Preheat the oven to 220°C/200°C fan-forced. Cut the eggplant into small chunks, then place on a lined oven tray. Drizzle with olive oil, season with salt and toss to coat. Spread out evenly, then roast until tender, 20-25 minutes.

2

While the eggplant is roasting, bring a large saucepan of salted water to the boil. Cook the spaghetti in the boiling water until ‘al dente’, 10 minutes. Reserve some pasta water (1/4 cup for 2 people / 1/2 cup for 4 people), then drain and return the spaghetti to the pan. Meanwhile, finely chop the garlic and brown onion. Roughly chop the tomato and cucumber. TIP: 'Al dente' pasta is cooked through but still slightly firm in the centre.

3

In a large frying pan, heat a generous drizzle of olive oil over a medium-high heat. Cook the panko breadcrumbs (see ingredients), stirring, until golden brown, 3 minutes. Add 1/2 the garlic and cook until fragrant, 1-2 minutes. Transfer to a bowl and season with salt and pepper.

4

Return the frying pan to a medium-high heat with a drizzle of olive oil. Cook the onion and tomato until tender, 3-4 minutes. Add the tomato paste, Nan's special seasoning, garlic & herb seasoning and remaining garlic and cook until fragrant, 1-2 minutes.
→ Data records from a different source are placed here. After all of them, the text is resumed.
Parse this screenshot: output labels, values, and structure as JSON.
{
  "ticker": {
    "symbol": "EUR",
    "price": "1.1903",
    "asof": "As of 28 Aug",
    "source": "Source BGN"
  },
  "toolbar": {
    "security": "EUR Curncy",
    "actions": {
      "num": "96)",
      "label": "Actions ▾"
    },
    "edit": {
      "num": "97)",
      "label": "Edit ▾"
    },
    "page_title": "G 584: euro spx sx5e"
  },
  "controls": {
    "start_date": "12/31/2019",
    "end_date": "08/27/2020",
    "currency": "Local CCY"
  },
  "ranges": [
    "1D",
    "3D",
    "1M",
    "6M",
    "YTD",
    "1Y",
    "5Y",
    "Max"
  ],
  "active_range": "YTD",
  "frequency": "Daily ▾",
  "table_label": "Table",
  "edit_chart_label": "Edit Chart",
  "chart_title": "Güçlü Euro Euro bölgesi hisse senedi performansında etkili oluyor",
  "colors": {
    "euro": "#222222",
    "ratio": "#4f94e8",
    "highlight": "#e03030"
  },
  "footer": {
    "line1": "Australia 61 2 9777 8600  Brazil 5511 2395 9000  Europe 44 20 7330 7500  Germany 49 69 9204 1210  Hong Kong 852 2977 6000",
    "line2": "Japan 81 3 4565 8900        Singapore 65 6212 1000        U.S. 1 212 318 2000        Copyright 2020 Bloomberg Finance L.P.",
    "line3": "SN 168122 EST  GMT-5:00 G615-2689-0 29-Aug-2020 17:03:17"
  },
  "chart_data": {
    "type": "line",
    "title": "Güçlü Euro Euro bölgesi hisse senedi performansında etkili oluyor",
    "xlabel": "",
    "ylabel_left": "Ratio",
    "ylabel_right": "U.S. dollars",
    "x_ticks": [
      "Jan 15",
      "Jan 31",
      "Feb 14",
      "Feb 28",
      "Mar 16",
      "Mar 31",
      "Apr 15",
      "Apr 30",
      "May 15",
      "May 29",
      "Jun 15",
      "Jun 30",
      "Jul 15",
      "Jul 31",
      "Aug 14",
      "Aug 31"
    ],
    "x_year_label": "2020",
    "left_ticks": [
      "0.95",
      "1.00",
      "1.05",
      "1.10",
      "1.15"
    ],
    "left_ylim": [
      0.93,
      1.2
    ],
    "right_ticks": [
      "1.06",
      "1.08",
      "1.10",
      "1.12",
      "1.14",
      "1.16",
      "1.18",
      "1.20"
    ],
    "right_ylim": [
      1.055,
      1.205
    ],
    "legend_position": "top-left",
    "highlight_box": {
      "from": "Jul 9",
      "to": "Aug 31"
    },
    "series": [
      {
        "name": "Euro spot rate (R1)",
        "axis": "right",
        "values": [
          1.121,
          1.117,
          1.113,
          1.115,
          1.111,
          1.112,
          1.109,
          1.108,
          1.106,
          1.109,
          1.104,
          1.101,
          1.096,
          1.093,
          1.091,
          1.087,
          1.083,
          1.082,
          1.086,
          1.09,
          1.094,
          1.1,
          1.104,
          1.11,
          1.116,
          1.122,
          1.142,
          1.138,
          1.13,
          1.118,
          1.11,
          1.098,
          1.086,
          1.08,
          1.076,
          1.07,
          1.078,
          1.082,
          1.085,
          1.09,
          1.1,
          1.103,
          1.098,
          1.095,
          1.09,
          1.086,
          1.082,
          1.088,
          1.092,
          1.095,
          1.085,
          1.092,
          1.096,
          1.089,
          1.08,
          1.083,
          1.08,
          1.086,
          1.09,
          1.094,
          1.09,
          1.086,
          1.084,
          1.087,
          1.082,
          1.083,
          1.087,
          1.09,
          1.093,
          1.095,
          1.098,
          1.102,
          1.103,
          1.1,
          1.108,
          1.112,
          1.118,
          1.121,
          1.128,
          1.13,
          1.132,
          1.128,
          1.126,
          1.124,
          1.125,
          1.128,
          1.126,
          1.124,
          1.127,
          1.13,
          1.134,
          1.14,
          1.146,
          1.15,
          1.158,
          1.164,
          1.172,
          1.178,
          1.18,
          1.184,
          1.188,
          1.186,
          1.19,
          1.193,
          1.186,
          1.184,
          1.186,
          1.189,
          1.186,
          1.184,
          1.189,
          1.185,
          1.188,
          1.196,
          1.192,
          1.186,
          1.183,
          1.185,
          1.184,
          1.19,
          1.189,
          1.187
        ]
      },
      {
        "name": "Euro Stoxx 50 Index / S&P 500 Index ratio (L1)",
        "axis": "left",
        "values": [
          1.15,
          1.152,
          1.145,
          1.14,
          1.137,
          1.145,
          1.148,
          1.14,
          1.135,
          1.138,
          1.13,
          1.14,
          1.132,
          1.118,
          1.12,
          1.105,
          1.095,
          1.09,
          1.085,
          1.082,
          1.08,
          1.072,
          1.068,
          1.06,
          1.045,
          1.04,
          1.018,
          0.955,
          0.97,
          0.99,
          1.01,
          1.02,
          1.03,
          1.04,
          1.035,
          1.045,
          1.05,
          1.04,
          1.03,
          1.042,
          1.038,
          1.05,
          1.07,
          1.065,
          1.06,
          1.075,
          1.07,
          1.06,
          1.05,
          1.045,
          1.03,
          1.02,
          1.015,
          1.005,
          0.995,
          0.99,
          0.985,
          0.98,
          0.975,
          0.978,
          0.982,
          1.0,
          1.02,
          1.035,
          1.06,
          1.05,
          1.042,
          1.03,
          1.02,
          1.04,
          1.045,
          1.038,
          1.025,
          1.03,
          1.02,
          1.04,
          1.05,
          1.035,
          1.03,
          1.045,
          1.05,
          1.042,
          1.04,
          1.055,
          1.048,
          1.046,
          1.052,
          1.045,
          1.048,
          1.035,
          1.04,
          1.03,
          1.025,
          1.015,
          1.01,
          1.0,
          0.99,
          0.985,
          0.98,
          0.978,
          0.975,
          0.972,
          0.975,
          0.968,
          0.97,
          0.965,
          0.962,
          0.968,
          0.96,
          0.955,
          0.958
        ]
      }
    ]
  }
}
Reduce the heat to medium, then add the longlife cream (see ingredients), reserved pasta water and brown sugar and cook, stirring, until warmed through, 1 minute. Remove the pan from heat, then add the spaghetti and roasted eggplant and toss to coat. Season to taste. TIP: Add a splash more water to the sauce if it's looking dry!

5

While the sauce is cooking, combine the cucumber, rocket leaves and a drizzle of balsamic vinegar and olive oil in a medium bowl. Season to taste.

6

Divide the roasted eggplant spaghetti between bowls. Top with the grated parmesan and garlic pangrattato. Serve with the rocket salad. Enjoy!